The authors use ITEP data from our Who Pays? report, noting that it is “the only source of state-level effective tax rates combining personal income, property, and sales taxes.” They assess progressivity using the Suits Index, a widely used approach.

More progressive taxes slightly reduce inequality on their own (by raising more from those who have more) and generate revenue that can be spent on basics that help children and families. The authors name targeted refundable tax credits, health care spending, home visiting, and food aid as spending priorities proven to reduce poverty and help babies thrive. They also cite reforms outside of fiscal policy, like higher minimum wages and paid leave requirements, that can improve babies’ health and lives.

Infants in the United States are less likely to survive than babies in any other wealthy nation. In 2019, for every 1,000 live births in the U.S., 5.7 babies died before their first birthday, compared to 1.9 in Japan, 2.1 in Sweden, and 3.2 in Germany. And, as with so many tragic, preventable American failings, the numbers are bad for babies of all races and even worse for Black babies, who are more than twice as likely to die before age one than white, Asian-American, or Hispanic babies of any race.

The study examined the data in every state for every year that ITEP has produced its Who Pays? report. This added up to 300 state-years (50 states and six different years). Tax policy was regressive in almost all these state-years.

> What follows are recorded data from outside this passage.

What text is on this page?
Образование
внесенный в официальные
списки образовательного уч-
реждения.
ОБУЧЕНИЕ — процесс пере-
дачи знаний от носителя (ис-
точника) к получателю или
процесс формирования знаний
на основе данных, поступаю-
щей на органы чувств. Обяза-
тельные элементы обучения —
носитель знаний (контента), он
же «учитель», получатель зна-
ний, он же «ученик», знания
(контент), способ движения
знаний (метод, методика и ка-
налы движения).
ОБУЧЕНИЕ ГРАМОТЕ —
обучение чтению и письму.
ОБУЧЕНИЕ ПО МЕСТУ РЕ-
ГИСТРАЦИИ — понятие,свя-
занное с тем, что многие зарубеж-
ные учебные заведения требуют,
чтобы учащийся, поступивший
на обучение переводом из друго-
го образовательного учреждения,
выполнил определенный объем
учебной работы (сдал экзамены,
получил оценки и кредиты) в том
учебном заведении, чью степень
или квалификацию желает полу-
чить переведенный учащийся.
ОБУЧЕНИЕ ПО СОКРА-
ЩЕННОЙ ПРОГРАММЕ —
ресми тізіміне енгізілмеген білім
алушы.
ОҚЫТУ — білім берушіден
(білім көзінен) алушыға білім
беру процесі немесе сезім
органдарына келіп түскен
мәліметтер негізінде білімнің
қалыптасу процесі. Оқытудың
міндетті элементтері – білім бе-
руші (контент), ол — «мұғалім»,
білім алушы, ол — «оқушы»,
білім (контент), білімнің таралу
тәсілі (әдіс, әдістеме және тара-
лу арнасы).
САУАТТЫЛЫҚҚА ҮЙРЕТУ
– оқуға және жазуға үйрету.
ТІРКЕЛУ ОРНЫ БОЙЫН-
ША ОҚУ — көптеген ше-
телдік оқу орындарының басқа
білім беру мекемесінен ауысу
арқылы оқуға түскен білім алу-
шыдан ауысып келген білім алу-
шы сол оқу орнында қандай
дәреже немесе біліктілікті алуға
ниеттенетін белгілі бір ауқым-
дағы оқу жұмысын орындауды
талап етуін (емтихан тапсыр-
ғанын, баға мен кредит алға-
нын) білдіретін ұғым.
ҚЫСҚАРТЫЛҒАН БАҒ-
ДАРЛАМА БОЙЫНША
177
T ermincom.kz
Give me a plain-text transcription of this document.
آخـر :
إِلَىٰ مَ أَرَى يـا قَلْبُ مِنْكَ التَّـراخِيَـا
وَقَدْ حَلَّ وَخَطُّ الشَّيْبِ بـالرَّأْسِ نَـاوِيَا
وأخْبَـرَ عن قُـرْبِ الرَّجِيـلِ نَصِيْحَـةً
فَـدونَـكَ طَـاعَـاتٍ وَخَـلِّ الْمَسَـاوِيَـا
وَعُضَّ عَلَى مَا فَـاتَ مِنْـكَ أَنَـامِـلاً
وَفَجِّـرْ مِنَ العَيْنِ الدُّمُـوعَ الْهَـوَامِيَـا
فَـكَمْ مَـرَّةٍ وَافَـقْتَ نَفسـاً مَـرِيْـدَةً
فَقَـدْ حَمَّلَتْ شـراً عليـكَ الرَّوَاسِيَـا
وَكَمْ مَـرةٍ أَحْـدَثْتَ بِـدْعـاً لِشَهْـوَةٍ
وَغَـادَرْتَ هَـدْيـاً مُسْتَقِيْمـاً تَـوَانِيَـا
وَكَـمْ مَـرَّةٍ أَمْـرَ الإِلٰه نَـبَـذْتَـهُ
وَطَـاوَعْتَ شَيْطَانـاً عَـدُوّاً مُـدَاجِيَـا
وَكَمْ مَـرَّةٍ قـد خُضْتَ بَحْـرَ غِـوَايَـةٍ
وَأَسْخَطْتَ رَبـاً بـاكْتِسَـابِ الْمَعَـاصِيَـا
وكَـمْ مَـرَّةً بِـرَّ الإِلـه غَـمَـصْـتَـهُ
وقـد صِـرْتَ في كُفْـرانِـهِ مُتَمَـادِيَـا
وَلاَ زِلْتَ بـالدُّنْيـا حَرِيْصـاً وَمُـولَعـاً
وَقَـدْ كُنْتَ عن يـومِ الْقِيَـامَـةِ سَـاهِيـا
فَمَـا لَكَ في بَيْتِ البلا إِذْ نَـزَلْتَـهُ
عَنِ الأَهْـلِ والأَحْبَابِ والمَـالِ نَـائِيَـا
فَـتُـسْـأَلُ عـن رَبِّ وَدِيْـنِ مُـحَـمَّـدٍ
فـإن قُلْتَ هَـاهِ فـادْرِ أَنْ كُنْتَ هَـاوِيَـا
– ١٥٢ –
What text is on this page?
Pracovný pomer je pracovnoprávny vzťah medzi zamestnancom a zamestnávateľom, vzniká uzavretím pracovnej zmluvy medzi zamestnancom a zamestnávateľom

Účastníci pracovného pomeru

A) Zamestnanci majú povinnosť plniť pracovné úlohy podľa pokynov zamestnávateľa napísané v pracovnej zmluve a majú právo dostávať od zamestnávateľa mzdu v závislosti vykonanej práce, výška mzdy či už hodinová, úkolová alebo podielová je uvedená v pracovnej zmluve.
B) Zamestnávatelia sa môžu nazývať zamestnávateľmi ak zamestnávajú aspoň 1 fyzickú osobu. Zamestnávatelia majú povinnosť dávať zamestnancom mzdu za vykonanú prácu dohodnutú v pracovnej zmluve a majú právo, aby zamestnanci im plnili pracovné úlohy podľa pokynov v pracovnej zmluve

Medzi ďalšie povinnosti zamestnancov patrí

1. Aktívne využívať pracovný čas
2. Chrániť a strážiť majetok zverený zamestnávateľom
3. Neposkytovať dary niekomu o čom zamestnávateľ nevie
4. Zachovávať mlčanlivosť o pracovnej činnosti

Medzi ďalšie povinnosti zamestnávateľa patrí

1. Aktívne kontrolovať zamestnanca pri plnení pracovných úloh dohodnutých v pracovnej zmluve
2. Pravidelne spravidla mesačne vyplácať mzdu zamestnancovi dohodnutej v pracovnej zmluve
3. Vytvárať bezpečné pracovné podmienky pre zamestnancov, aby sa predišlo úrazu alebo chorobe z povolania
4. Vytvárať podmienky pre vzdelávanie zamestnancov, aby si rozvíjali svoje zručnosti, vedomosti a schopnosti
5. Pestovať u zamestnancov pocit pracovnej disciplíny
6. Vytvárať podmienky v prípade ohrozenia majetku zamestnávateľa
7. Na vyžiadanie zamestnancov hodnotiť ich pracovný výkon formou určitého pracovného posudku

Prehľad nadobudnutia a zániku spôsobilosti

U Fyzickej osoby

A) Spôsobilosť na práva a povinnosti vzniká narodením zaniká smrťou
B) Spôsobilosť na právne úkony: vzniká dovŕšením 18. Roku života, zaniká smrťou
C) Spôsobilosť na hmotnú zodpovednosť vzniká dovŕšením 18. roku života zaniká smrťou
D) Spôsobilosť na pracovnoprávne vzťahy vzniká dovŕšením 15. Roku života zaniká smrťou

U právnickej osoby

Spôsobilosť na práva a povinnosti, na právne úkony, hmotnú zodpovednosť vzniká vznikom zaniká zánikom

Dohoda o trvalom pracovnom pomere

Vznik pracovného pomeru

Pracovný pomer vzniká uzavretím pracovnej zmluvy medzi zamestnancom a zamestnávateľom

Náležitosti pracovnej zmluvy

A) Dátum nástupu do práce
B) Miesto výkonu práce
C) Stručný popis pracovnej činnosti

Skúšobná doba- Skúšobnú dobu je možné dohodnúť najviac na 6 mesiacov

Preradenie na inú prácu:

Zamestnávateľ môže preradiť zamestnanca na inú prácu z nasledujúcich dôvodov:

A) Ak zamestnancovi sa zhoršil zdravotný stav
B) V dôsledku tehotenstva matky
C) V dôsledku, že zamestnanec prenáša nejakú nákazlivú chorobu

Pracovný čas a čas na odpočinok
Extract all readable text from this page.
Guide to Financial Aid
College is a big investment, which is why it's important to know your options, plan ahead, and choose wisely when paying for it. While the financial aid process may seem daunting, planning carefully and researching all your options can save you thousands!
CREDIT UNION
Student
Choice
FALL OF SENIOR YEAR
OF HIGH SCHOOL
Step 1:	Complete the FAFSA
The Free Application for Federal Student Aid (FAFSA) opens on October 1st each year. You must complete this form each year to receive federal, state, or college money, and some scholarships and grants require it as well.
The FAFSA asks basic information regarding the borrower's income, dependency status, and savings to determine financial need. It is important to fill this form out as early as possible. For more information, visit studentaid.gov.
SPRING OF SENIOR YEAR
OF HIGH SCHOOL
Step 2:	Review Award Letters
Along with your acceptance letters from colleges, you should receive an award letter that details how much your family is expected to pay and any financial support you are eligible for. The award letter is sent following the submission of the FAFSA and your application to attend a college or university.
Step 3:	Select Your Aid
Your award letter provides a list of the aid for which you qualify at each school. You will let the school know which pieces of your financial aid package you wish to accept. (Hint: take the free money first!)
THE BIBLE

The authors argue that meaningful reductions in infant mortality require both more revenue and increased tax progressivity, and that doing one without doing the other will be insufficient. Fortunately ITEP has an extensive toolkit describing how to raise more state tax revenue, raise more of it from wealthy people, raise more of it from businesses, and do so in a way that improves the economy.

Policy matters. We know this intuitively. This simple, elegant study connects the dots in an understated way. The authors conclude that taxes are an “important, modifiable social determinant of health that deserves greater attention from researchers, advocates, and policymakers.” Understated, but also mind-boggling and heart-tugging if you stop to think about it.

This is a tough country with sharp divisions on too many things. But regardless of where we are on the political spectrum, it seems the bare minimum to say everyone wants babies to make it to toddlerhood. Jean Junior and her coauthors have given us a rare roadmap that we should all agree on. If we want to see more first birthday parties, we should raise more revenue and we should do it from those most able to pay.

Update May 3, 2023: This post has been edited to remove an erroneous claim that infant mortality for non-Hispanic Black babies declined when more revenue was raised.